I don’t know much about Rosicrucian teachings (and Rosicrucianism, as a specific doctrine or organization, actually doesn’t play an overt role in the story). But Bulwer-Lytton was both metaphysically inclined and very learned in the history of mystery religions and philosophy. He quotes, for instance, Iamblichus, the neo-Platonist of the third and fourth centuries, and evidently knows his way around Middle Eastern and perhaps Vedic religions. That may not sound so impressive today, when you can walk into any Barnes & Noble or decent public library and find a handful of books on such subjects; but occult wisdom was in Bulwer-Lytton’s time really occult. You had to go out of your way to study it.

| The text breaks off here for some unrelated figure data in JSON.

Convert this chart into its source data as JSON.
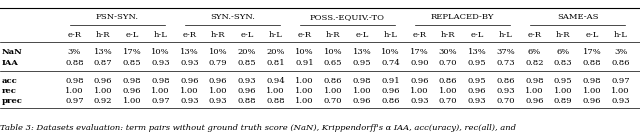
{
  "col_groups": [
    {
      "label": "FSN-SYN."
    },
    {
      "label": "SYN.-SYN."
    },
    {
      "label": "POSS.-EQUIV.-TO"
    },
    {
      "label": "REPLACED-BY"
    },
    {
      "label": "SAME-AS"
    }
  ],
  "sub_cols": [
    "e-R",
    "h-R",
    "e-L",
    "h-L"
  ],
  "row_labels": [
    "NaN",
    "IAA",
    "acc",
    "rec",
    "prec"
  ],
  "data": {
    "NaN": [
      "3%",
      "13%",
      "17%",
      "10%",
      "13%",
      "10%",
      "20%",
      "20%",
      "10%",
      "10%",
      "13%",
      "10%",
      "17%",
      "30%",
      "13%",
      "37%",
      "6%",
      "6%",
      "17%",
      "3%"
    ],
    "IAA": [
      "0.88",
      "0.87",
      "0.85",
      "0.93",
      "0.93",
      "0.79",
      "0.85",
      "0.81",
      "0.91",
      "0.65",
      "0.95",
      "0.74",
      "0.90",
      "0.70",
      "0.95",
      "0.73",
      "0.82",
      "0.83",
      "0.88",
      "0.86"
    ],
    "acc": [
      "0.98",
      "0.96",
      "0.98",
      "0.98",
      "0.96",
      "0.96",
      "0.93",
      "0.94",
      "1.00",
      "0.86",
      "0.98",
      "0.91",
      "0.96",
      "0.86",
      "0.95",
      "0.86",
      "0.98",
      "0.95",
      "0.98",
      "0.97"
    ],
    "rec": [
      "1.00",
      "1.00",
      "0.96",
      "1.00",
      "1.00",
      "1.00",
      "0.96",
      "1.00",
      "1.00",
      "1.00",
      "1.00",
      "0.96",
      "1.00",
      "1.00",
      "0.96",
      "0.93",
      "1.00",
      "1.00",
      "1.00",
      "1.00"
    ],
    "prec": [
      "0.97",
      "0.92",
      "1.00",
      "0.97",
      "0.93",
      "0.93",
      "0.88",
      "0.88",
      "1.00",
      "0.70",
      "0.96",
      "0.86",
      "0.93",
      "0.70",
      "0.93",
      "0.70",
      "0.96",
      "0.89",
      "0.96",
      "0.93"
    ]
  },
  "caption": "Table 3: Datasets evaluation: term pairs without ground truth score (NaN), Krippendorff's α IAA, acc(uracy), rec(all), and",
  "bg_color": "#ffffff",
  "font_size": 6.0,
  "caption_font_size": 6.0,
  "row_label_bold": [
    "NaN",
    "IAA",
    "acc",
    "rec",
    "prec"
  ]
}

So what about Zanoni as literature? Notwithsanding the problems I mentioned above, it is still a fine achievement, a remarkable view of human events from a more spiritually advanced perspective, that does not slight the glories and loves of this world. It’s well plotted on both levels, and despite some dull patches a good read, especially its concluding chapters when Viola, Zanoni’s and Viola’s infant son, and Glyndon are in the hands of Robespierre’s Jacobin guillotineurs.
As for that “purple” style — obviously, a matter of taste. It’s the language of another era, in which prose could aspire to flamboyant poetry without embarrassment. For me, sometimes Bulwer-Lytton’s style is of a muchness, but more often, his images stir the imagination and capture the heart.
And, seating himself by her side, he [Zanoni] began to reveal to her some of the holier secrets of his lofty being. He spoke of the sublime and intense faith from which alone the diviner knowledge can arise — the faith which, seeing the immortal everywhere, purifies and exalts the mortal that beholds — the glorious ambition that dwells not in the cabals and crimes of earth, but amidst those solemn wonders that speak not of men, but of God …
Bulwer-Lytton’s vision could not be more different than that prevailing in our materialistic world today. On the one side, a tradition going back at least to the Upanishads and, in the Western world, the Gnostics and neo-Platonists, which sees this life as only the minor visible part of a vast spiritual universe whose progressive knowledge comes at the price of faith in the unseen, of self-discipline and of virtue. On the other side, a world view in which there is no God, only man and the State, in which the goals are pleasure, acquisition, and power, and the end is dust and ashes.
One of these approaches to life, surely, is right.